Recall that every language in Racket must provide two functions:
A reader, which converts the source file from a string of characters into parenthesized S-expressions. The reader starts with a function called read-syntax.
An expander, which determines how these S-expressions correspond to Racket code, which is then evaluated to produce a result. The expander starts with a macro called #%module-begin.
As it turns out, a lot is riding on the S-expressions produced by the reader. Why? Because they become the input to the expander, and thereby influence the rest of the implementation. If our reader produces clean, well-structured S-expressions, writing our expander will be easier. If not, then it won’t.

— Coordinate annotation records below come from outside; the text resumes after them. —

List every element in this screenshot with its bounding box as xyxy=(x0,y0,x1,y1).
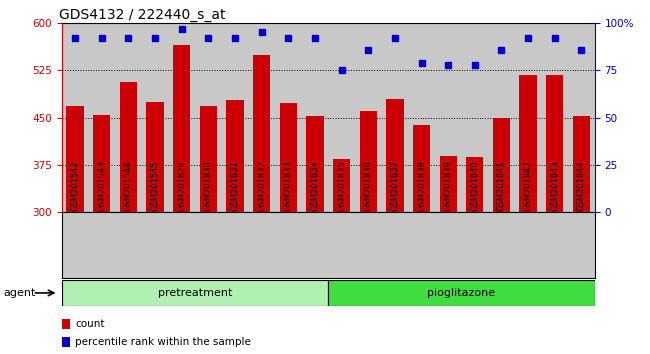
Bar xyxy=(306,116,324,212)
Text: pretreatment: pretreatment xyxy=(158,288,232,298)
Bar xyxy=(359,112,377,212)
Bar xyxy=(253,55,270,212)
Text: count: count xyxy=(75,319,105,329)
Text: agent: agent xyxy=(3,288,36,298)
Bar xyxy=(466,158,484,212)
Bar xyxy=(413,125,430,212)
Bar xyxy=(573,116,590,212)
Bar xyxy=(439,156,457,212)
Bar xyxy=(493,118,510,212)
Text: pioglitazone: pioglitazone xyxy=(428,288,495,298)
Bar xyxy=(333,159,350,212)
Bar xyxy=(146,102,164,212)
Bar xyxy=(226,100,244,212)
Bar xyxy=(120,82,137,212)
Bar xyxy=(173,45,190,212)
Text: GDS4132 / 222440_s_at: GDS4132 / 222440_s_at xyxy=(59,8,226,22)
Bar xyxy=(66,106,84,212)
Bar xyxy=(200,106,217,212)
Bar xyxy=(93,115,110,212)
Bar xyxy=(386,99,404,212)
Bar xyxy=(280,103,297,212)
Text: percentile rank within the sample: percentile rank within the sample xyxy=(75,337,252,347)
Bar xyxy=(62,280,328,306)
Bar xyxy=(519,75,537,212)
Bar xyxy=(328,280,595,306)
Bar xyxy=(546,75,564,212)
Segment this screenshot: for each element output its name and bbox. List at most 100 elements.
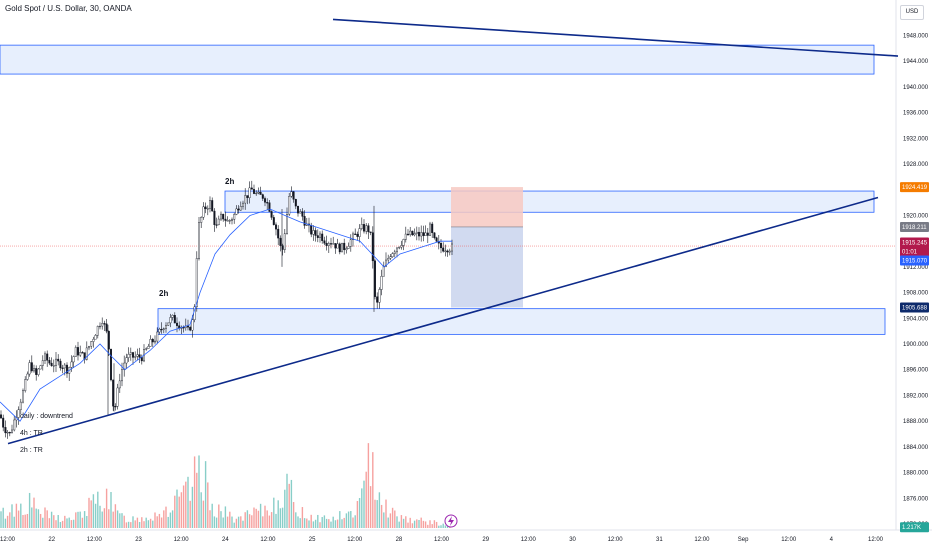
price-tick-label: 1928.000 [903, 162, 929, 168]
candle-body [41, 360, 44, 366]
candle [360, 217, 363, 231]
candle-body [435, 237, 438, 242]
candle-body [323, 240, 326, 244]
descending-trendline [332, 18, 899, 57]
volume-bar [413, 520, 416, 528]
candle [74, 345, 77, 357]
price-tick-label: 1940.000 [903, 85, 929, 91]
moving-average-line [0, 208, 452, 422]
candle [48, 356, 51, 366]
candle-body [44, 353, 47, 361]
candle [175, 317, 178, 333]
candle [365, 223, 368, 235]
candle [15, 410, 18, 428]
candle [435, 236, 438, 243]
candle [400, 240, 403, 250]
candle-body [200, 217, 203, 223]
candle-body [420, 232, 423, 237]
lightning-icon[interactable] [444, 514, 458, 528]
candle-body [252, 189, 255, 194]
volume-bar [123, 515, 125, 528]
volume-bar [132, 516, 134, 528]
candle [149, 335, 152, 347]
candle-body [136, 354, 139, 357]
volume-bar [9, 512, 11, 528]
volume-bar [222, 517, 224, 528]
candle [270, 210, 273, 220]
candle-body [244, 195, 247, 204]
volume-bar [372, 452, 374, 528]
volume-bar [77, 511, 79, 528]
candle-body [354, 233, 357, 235]
candle [96, 325, 99, 339]
candle [420, 225, 423, 242]
volume-bar [211, 503, 213, 528]
volume-bar [321, 517, 323, 528]
volume-bar [156, 516, 158, 528]
volume-bar [420, 517, 422, 528]
candle [55, 351, 58, 373]
price-tick-label: 1876.000 [903, 496, 929, 502]
candle [164, 322, 167, 333]
candle [446, 249, 449, 257]
candle-body [94, 335, 97, 340]
candle [239, 201, 242, 211]
candle [6, 430, 9, 439]
price-tick-label: 1920.000 [903, 213, 929, 219]
volume-bar [347, 511, 350, 528]
candle-body [316, 235, 319, 238]
volume-bar [178, 496, 180, 528]
volume-bar [314, 519, 317, 528]
price-tick-label: 1904.000 [903, 316, 929, 322]
volume-bar [163, 510, 165, 528]
candle [39, 364, 42, 370]
candle [140, 354, 143, 365]
volume-bar [53, 515, 55, 528]
candle-body [0, 414, 2, 419]
volume-bar [218, 504, 220, 528]
price-tick-label: 1884.000 [903, 445, 929, 451]
candle-body [363, 224, 366, 232]
volume-bar [101, 511, 103, 528]
volume-bar [431, 524, 433, 528]
candle [369, 231, 372, 236]
candle-body [57, 358, 60, 362]
volume-bar [13, 516, 15, 528]
candle [162, 327, 165, 334]
volume-bar [233, 522, 235, 528]
candle-body [319, 233, 322, 238]
candle-body [195, 258, 198, 308]
volume-bar [114, 504, 117, 528]
candle [275, 222, 278, 236]
volume-bar [229, 511, 231, 528]
candle [85, 341, 88, 361]
candle [288, 192, 291, 216]
time-tick-label: 12:00 [0, 537, 16, 543]
currency-button[interactable]: USD [900, 5, 924, 20]
candle-body [182, 327, 185, 329]
volume-bar [167, 516, 169, 528]
time-tick-label: 12:00 [694, 537, 710, 543]
candle-body [222, 213, 225, 220]
candle [46, 350, 49, 367]
volume-bar [253, 507, 255, 528]
volume-bar [46, 510, 48, 528]
candle [338, 242, 341, 255]
candle-body [237, 208, 240, 211]
candle-body [17, 409, 20, 418]
candle-body [325, 242, 328, 246]
volume-bar [328, 519, 330, 528]
volume-bar [202, 500, 205, 528]
candle [305, 218, 308, 227]
volume-bar [429, 520, 431, 528]
volume-bar [125, 522, 128, 528]
volume-bar [376, 500, 378, 528]
candle [109, 348, 112, 382]
candle-body [275, 224, 278, 230]
candle [314, 227, 317, 242]
candle-body [261, 194, 264, 199]
volume-bar [224, 506, 227, 528]
volume-bar [39, 513, 42, 528]
candle [59, 358, 62, 371]
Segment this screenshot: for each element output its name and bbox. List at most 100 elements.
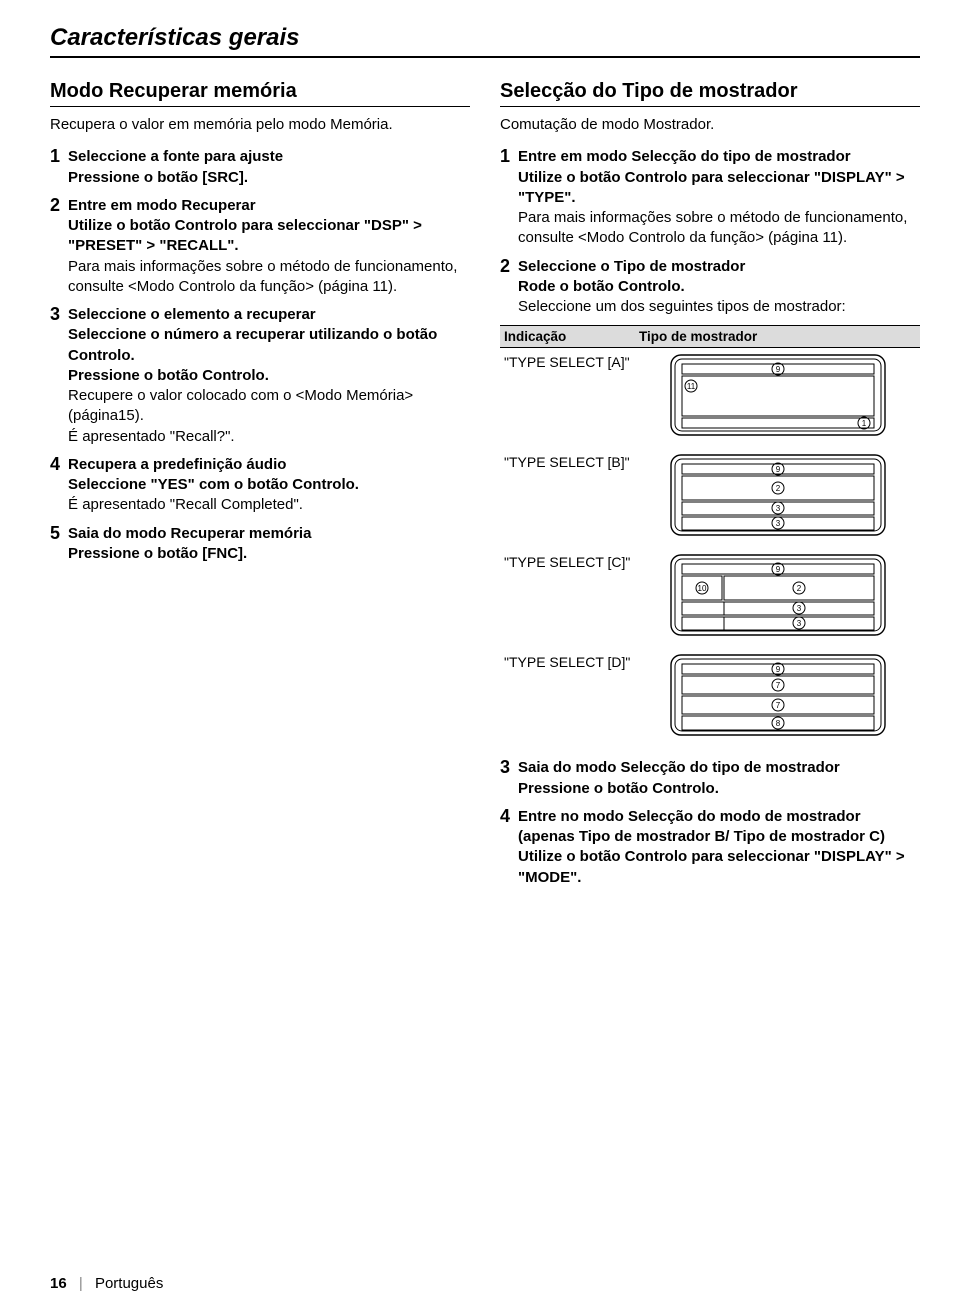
svg-text:2: 2: [796, 584, 801, 593]
table-body: "TYPE SELECT [A]" 9 11 1 "TYPE SELECT [B…: [500, 348, 920, 748]
left-intro: Recupera o valor em memória pelo modo Me…: [50, 115, 470, 135]
step-body: Seleccione o Tipo de mostradorRode o bot…: [518, 257, 846, 318]
svg-text:3: 3: [796, 619, 801, 628]
table-header-indicacao: Indicação: [500, 326, 635, 347]
right-column: Selecção do Tipo de mostrador Comutação …: [500, 80, 920, 896]
step-line: É apresentado "Recall?".: [68, 427, 470, 447]
step-body: Seleccione a fonte para ajustePressione …: [68, 147, 283, 188]
step-line: Seleccione o elemento a recuperar: [68, 305, 470, 325]
display-type-diagram-icon: 9 11 1: [668, 352, 888, 438]
step-line: Seleccione o número a recuperar utilizan…: [68, 325, 470, 366]
step-line: Pressione o botão Controlo.: [68, 366, 470, 386]
table-cell-label: "TYPE SELECT [B]": [500, 452, 635, 472]
display-type-diagram-icon: 9 2 3 3: [668, 452, 888, 538]
table-cell-diagram: 9 2 3 3: [635, 452, 920, 538]
footer-separator: |: [79, 1275, 83, 1292]
table-cell-diagram: 9 7 7 8: [635, 652, 920, 738]
step: 2 Entre em modo RecuperarUtilize o botão …: [50, 196, 470, 297]
step: 1 Entre em modo Selecção do tipo de mostr…: [500, 147, 920, 248]
step-line: Pressione o botão [SRC].: [68, 168, 283, 188]
svg-text:9: 9: [775, 565, 780, 574]
step-number: 4: [50, 455, 60, 475]
step-line: Entre em modo Recuperar: [68, 196, 470, 216]
step-line: Seleccione a fonte para ajuste: [68, 147, 283, 167]
two-column-layout: Modo Recuperar memória Recupera o valor …: [50, 80, 920, 896]
step-line: Seleccione o Tipo de mostrador: [518, 257, 846, 277]
step-line: Pressione o botão Controlo.: [518, 779, 840, 799]
svg-text:3: 3: [775, 519, 780, 528]
step: 4 Entre no modo Selecção do modo de mostr…: [500, 807, 920, 888]
svg-text:2: 2: [775, 484, 780, 493]
step-body: Recupera a predefinição áudioSeleccione …: [68, 455, 359, 516]
right-heading: Selecção do Tipo de mostrador: [500, 80, 920, 107]
page-title: Características gerais: [50, 24, 920, 58]
step-line: Rode o botão Controlo.: [518, 277, 846, 297]
step-body: Saia do modo Recuperar memóriaPressione …: [68, 524, 311, 565]
step: 1 Seleccione a fonte para ajustePressione…: [50, 147, 470, 188]
svg-text:7: 7: [775, 701, 780, 710]
step-body: Seleccione o elemento a recuperarSelecci…: [68, 305, 470, 447]
table-row: "TYPE SELECT [C]" 9 10 2 3 3: [500, 548, 920, 648]
svg-text:10: 10: [697, 584, 706, 593]
step-body: Entre em modo Selecção do tipo de mostra…: [518, 147, 920, 248]
table-cell-label: "TYPE SELECT [A]": [500, 352, 635, 372]
left-heading: Modo Recuperar memória: [50, 80, 470, 107]
display-type-diagram-icon: 9 10 2 3 3: [668, 552, 888, 638]
display-type-diagram-icon: 9 7 7 8: [668, 652, 888, 738]
step-number: 3: [50, 305, 60, 325]
svg-text:3: 3: [775, 504, 780, 513]
step-line: Saia do modo Recuperar memória: [68, 524, 311, 544]
step-line: Utilize o botão Controlo para selecciona…: [68, 216, 470, 257]
step-number: 2: [500, 257, 510, 277]
table-cell-label: "TYPE SELECT [D]": [500, 652, 635, 672]
svg-text:9: 9: [775, 465, 780, 474]
right-steps-2: 3 Saia do modo Selecção do tipo de mostra…: [500, 758, 920, 888]
step-line: Seleccione "YES" com o botão Controlo.: [68, 475, 359, 495]
svg-text:8: 8: [775, 719, 780, 728]
svg-text:11: 11: [686, 382, 695, 391]
footer-language: Português: [95, 1275, 163, 1292]
left-steps: 1Seleccione a fonte para ajustePressione…: [50, 147, 470, 564]
step-number: 4: [500, 807, 510, 827]
step-line: Pressione o botão [FNC].: [68, 544, 311, 564]
page-footer: 16 | Português: [50, 1275, 163, 1292]
step: 4 Recupera a predefinição áudioSeleccione…: [50, 455, 470, 516]
right-steps-1: 1 Entre em modo Selecção do tipo de mostr…: [500, 147, 920, 317]
step-line: Entre no modo Selecção do modo de mostra…: [518, 807, 920, 848]
left-column: Modo Recuperar memória Recupera o valor …: [50, 80, 470, 896]
step-line: Utilize o botão Controlo para selecciona…: [518, 847, 920, 888]
step-number: 3: [500, 758, 510, 778]
step: 2 Seleccione o Tipo de mostradorRode o bo…: [500, 257, 920, 318]
right-intro: Comutação de modo Mostrador.: [500, 115, 920, 135]
table-cell-diagram: 9 11 1: [635, 352, 920, 438]
step-line: Recupere o valor colocado com o <Modo Me…: [68, 386, 470, 427]
step-body: Entre em modo RecuperarUtilize o botão C…: [68, 196, 470, 297]
step-line: Seleccione um dos seguintes tipos de mos…: [518, 297, 846, 317]
step-body: Entre no modo Selecção do modo de mostra…: [518, 807, 920, 888]
step-line: Saia do modo Selecção do tipo de mostrad…: [518, 758, 840, 778]
step-line: Entre em modo Selecção do tipo de mostra…: [518, 147, 920, 167]
step-line: Recupera a predefinição áudio: [68, 455, 359, 475]
table-cell-diagram: 9 10 2 3 3: [635, 552, 920, 638]
table-row: "TYPE SELECT [A]" 9 11 1: [500, 348, 920, 448]
svg-text:1: 1: [861, 419, 866, 428]
table-header-tipo: Tipo de mostrador: [635, 326, 920, 347]
table-cell-label: "TYPE SELECT [C]": [500, 552, 635, 572]
step: 3 Seleccione o elemento a recuperarSelecc…: [50, 305, 470, 447]
step: 5 Saia do modo Recuperar memóriaPressione…: [50, 524, 470, 565]
table-row: "TYPE SELECT [B]" 9 2 3 3: [500, 448, 920, 548]
step-body: Saia do modo Selecção do tipo de mostrad…: [518, 758, 840, 799]
step-number: 2: [50, 196, 60, 216]
page-number: 16: [50, 1275, 67, 1292]
svg-text:7: 7: [775, 681, 780, 690]
step-line: Utilize o botão Controlo para selecciona…: [518, 168, 920, 209]
step: 3 Saia do modo Selecção do tipo de mostra…: [500, 758, 920, 799]
svg-text:9: 9: [775, 665, 780, 674]
step-line: Para mais informações sobre o método de …: [68, 257, 470, 298]
svg-text:9: 9: [775, 365, 780, 374]
step-number: 1: [500, 147, 510, 167]
step-number: 5: [50, 524, 60, 544]
table-header: Indicação Tipo de mostrador: [500, 325, 920, 348]
step-number: 1: [50, 147, 60, 167]
step-line: É apresentado "Recall Completed".: [68, 495, 359, 515]
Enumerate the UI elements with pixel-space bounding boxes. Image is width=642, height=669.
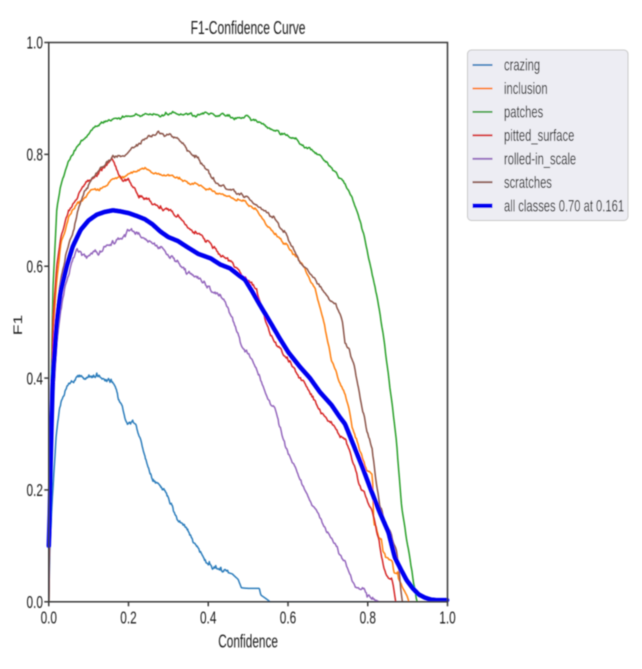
svg-text:F1-Confidence Curve: F1-Confidence Curve — [191, 18, 306, 38]
svg-text:scratches: scratches — [504, 174, 552, 193]
svg-text:patches: patches — [504, 103, 543, 122]
svg-text:inclusion: inclusion — [504, 80, 548, 99]
svg-text:all classes 0.70 at 0.161: all classes 0.70 at 0.161 — [504, 197, 624, 216]
svg-text:rolled-in_scale: rolled-in_scale — [504, 150, 576, 169]
svg-text:0.0: 0.0 — [41, 608, 57, 628]
svg-text:pitted_surface: pitted_surface — [504, 127, 574, 146]
svg-text:0.4: 0.4 — [26, 369, 42, 389]
svg-text:0.8: 0.8 — [26, 145, 42, 165]
svg-text:F1: F1 — [13, 315, 26, 335]
svg-text:crazing: crazing — [504, 57, 540, 76]
svg-text:0.6: 0.6 — [280, 608, 296, 628]
svg-text:1.0: 1.0 — [26, 33, 42, 53]
svg-text:0.2: 0.2 — [26, 481, 42, 501]
svg-text:Confidence: Confidence — [218, 632, 278, 652]
svg-text:0.6: 0.6 — [26, 257, 42, 277]
svg-text:0.8: 0.8 — [360, 608, 376, 628]
svg-text:1.0: 1.0 — [439, 608, 455, 628]
svg-text:0.0: 0.0 — [26, 593, 42, 613]
svg-text:0.4: 0.4 — [200, 608, 216, 628]
svg-text:0.2: 0.2 — [120, 608, 136, 628]
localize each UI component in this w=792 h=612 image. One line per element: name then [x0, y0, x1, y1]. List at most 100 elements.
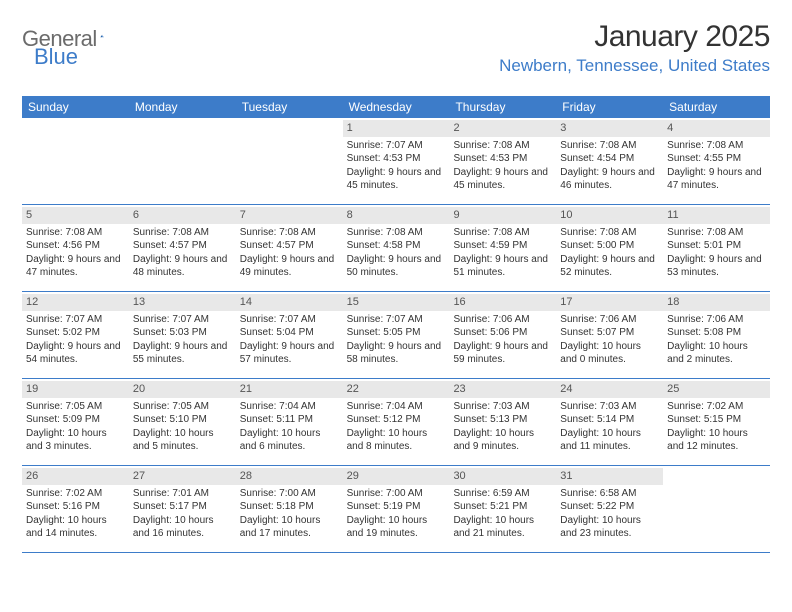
- daylight-line: Daylight: 10 hours and 17 minutes.: [240, 514, 339, 541]
- sunset-line: Sunset: 5:01 PM: [667, 239, 766, 253]
- title-block: January 2025 Newbern, Tennessee, United …: [499, 20, 770, 76]
- location-label: Newbern, Tennessee, United States: [499, 56, 770, 76]
- daylight-line: Daylight: 9 hours and 58 minutes.: [347, 340, 446, 367]
- day-cell: 8Sunrise: 7:08 AMSunset: 4:58 PMDaylight…: [343, 205, 450, 291]
- day-cell: 24Sunrise: 7:03 AMSunset: 5:14 PMDayligh…: [556, 379, 663, 465]
- sunrise-line: Sunrise: 7:07 AM: [240, 313, 339, 327]
- day-number: 10: [556, 207, 663, 224]
- day-cell: 2Sunrise: 7:08 AMSunset: 4:53 PMDaylight…: [449, 118, 556, 204]
- day-cell: 20Sunrise: 7:05 AMSunset: 5:10 PMDayligh…: [129, 379, 236, 465]
- sunrise-line: Sunrise: 7:04 AM: [347, 400, 446, 414]
- day-cell: 7Sunrise: 7:08 AMSunset: 4:57 PMDaylight…: [236, 205, 343, 291]
- day-cell: 3Sunrise: 7:08 AMSunset: 4:54 PMDaylight…: [556, 118, 663, 204]
- sunrise-line: Sunrise: 6:58 AM: [560, 487, 659, 501]
- daylight-line: Daylight: 10 hours and 8 minutes.: [347, 427, 446, 454]
- day-number: 19: [22, 381, 129, 398]
- daylight-line: Daylight: 10 hours and 9 minutes.: [453, 427, 552, 454]
- daylight-line: Daylight: 10 hours and 0 minutes.: [560, 340, 659, 367]
- day-header: Wednesday: [343, 96, 450, 118]
- day-number: 22: [343, 381, 450, 398]
- sunset-line: Sunset: 5:00 PM: [560, 239, 659, 253]
- day-number: 26: [22, 468, 129, 485]
- sunrise-line: Sunrise: 7:01 AM: [133, 487, 232, 501]
- daylight-line: Daylight: 9 hours and 47 minutes.: [26, 253, 125, 280]
- daylight-line: Daylight: 9 hours and 59 minutes.: [453, 340, 552, 367]
- day-cell: 22 Sunrise: 7:04 AMSunset: 5:12 PMDayligh…: [343, 379, 450, 465]
- day-cell: 23Sunrise: 7:03 AMSunset: 5:13 PMDayligh…: [449, 379, 556, 465]
- day-number: 17: [556, 294, 663, 311]
- sunrise-line: Sunrise: 7:08 AM: [240, 226, 339, 240]
- sunrise-line: Sunrise: 7:02 AM: [667, 400, 766, 414]
- sunrise-line: Sunrise: 7:07 AM: [26, 313, 125, 327]
- sunrise-line: Sunrise: 7:06 AM: [560, 313, 659, 327]
- day-header: Thursday: [449, 96, 556, 118]
- day-cell: 18Sunrise: 7:06 AMSunset: 5:08 PMDayligh…: [663, 292, 770, 378]
- day-number: 6: [129, 207, 236, 224]
- day-cell: 14Sunrise: 7:07 AMSunset: 5:04 PMDayligh…: [236, 292, 343, 378]
- sunset-line: Sunset: 4:58 PM: [347, 239, 446, 253]
- day-cell: 4Sunrise: 7:08 AMSunset: 4:55 PMDaylight…: [663, 118, 770, 204]
- sunrise-line: Sunrise: 7:06 AM: [667, 313, 766, 327]
- sunset-line: Sunset: 4:59 PM: [453, 239, 552, 253]
- day-header: Sunday: [22, 96, 129, 118]
- sunrise-line: Sunrise: 7:08 AM: [133, 226, 232, 240]
- day-number: 27: [129, 468, 236, 485]
- sunset-line: Sunset: 5:10 PM: [133, 413, 232, 427]
- daylight-line: Daylight: 10 hours and 14 minutes.: [26, 514, 125, 541]
- day-number: 7: [236, 207, 343, 224]
- sunset-line: Sunset: 5:17 PM: [133, 500, 232, 514]
- daylight-line: Daylight: 10 hours and 3 minutes.: [26, 427, 125, 454]
- day-cell: [236, 118, 343, 204]
- day-header: Saturday: [663, 96, 770, 118]
- day-cell: [129, 118, 236, 204]
- sunset-line: Sunset: 5:12 PM: [347, 413, 446, 427]
- sunset-line: Sunset: 5:21 PM: [453, 500, 552, 514]
- day-cell: 31Sunrise: 6:58 AMSunset: 5:22 PMDayligh…: [556, 466, 663, 552]
- day-number: 3: [556, 120, 663, 137]
- calendar-page: General January 2025 Newbern, Tennessee,…: [0, 0, 792, 612]
- day-number: 11: [663, 207, 770, 224]
- sunrise-line: Sunrise: 7:08 AM: [26, 226, 125, 240]
- sunset-line: Sunset: 5:07 PM: [560, 326, 659, 340]
- day-number: 4: [663, 120, 770, 137]
- sunset-line: Sunset: 5:05 PM: [347, 326, 446, 340]
- day-cell: 21Sunrise: 7:04 AMSunset: 5:11 PMDayligh…: [236, 379, 343, 465]
- sunrise-line: Sunrise: 7:06 AM: [453, 313, 552, 327]
- daylight-line: Daylight: 10 hours and 11 minutes.: [560, 427, 659, 454]
- sunset-line: Sunset: 4:56 PM: [26, 239, 125, 253]
- day-number: 30: [449, 468, 556, 485]
- day-number: 1: [343, 120, 450, 137]
- sunrise-line: Sunrise: 6:59 AM: [453, 487, 552, 501]
- day-header: Monday: [129, 96, 236, 118]
- day-cell: [22, 118, 129, 204]
- sunrise-line: Sunrise: 7:03 AM: [453, 400, 552, 414]
- day-cell: 1Sunrise: 7:07 AMSunset: 4:53 PMDaylight…: [343, 118, 450, 204]
- daylight-line: Daylight: 9 hours and 57 minutes.: [240, 340, 339, 367]
- month-title: January 2025: [499, 20, 770, 54]
- day-number: 25: [663, 381, 770, 398]
- sail-icon: [100, 27, 104, 45]
- day-number: 8: [343, 207, 450, 224]
- sunrise-line: Sunrise: 7:00 AM: [347, 487, 446, 501]
- day-cell: 27Sunrise: 7:01 AMSunset: 5:17 PMDayligh…: [129, 466, 236, 552]
- day-number: 13: [129, 294, 236, 311]
- daylight-line: Daylight: 10 hours and 23 minutes.: [560, 514, 659, 541]
- sunset-line: Sunset: 5:11 PM: [240, 413, 339, 427]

In stacker, we designed the language so that each line of the source became one S-expression. That was simple, but not realistic. Most programming languages have a more intricate structure. A bf program, for instance, might be a flat list of operations. But it also might have loops nested to any depth. We won’t be able to rely on the same shortcut.
“So how do we convert bf code into S-expressions? It doesn’t look anything like Racket.” There’s a secret weapon we can use to convert any well-specified programming language—no matter how weird—into S-expressions. That tool is a grammar.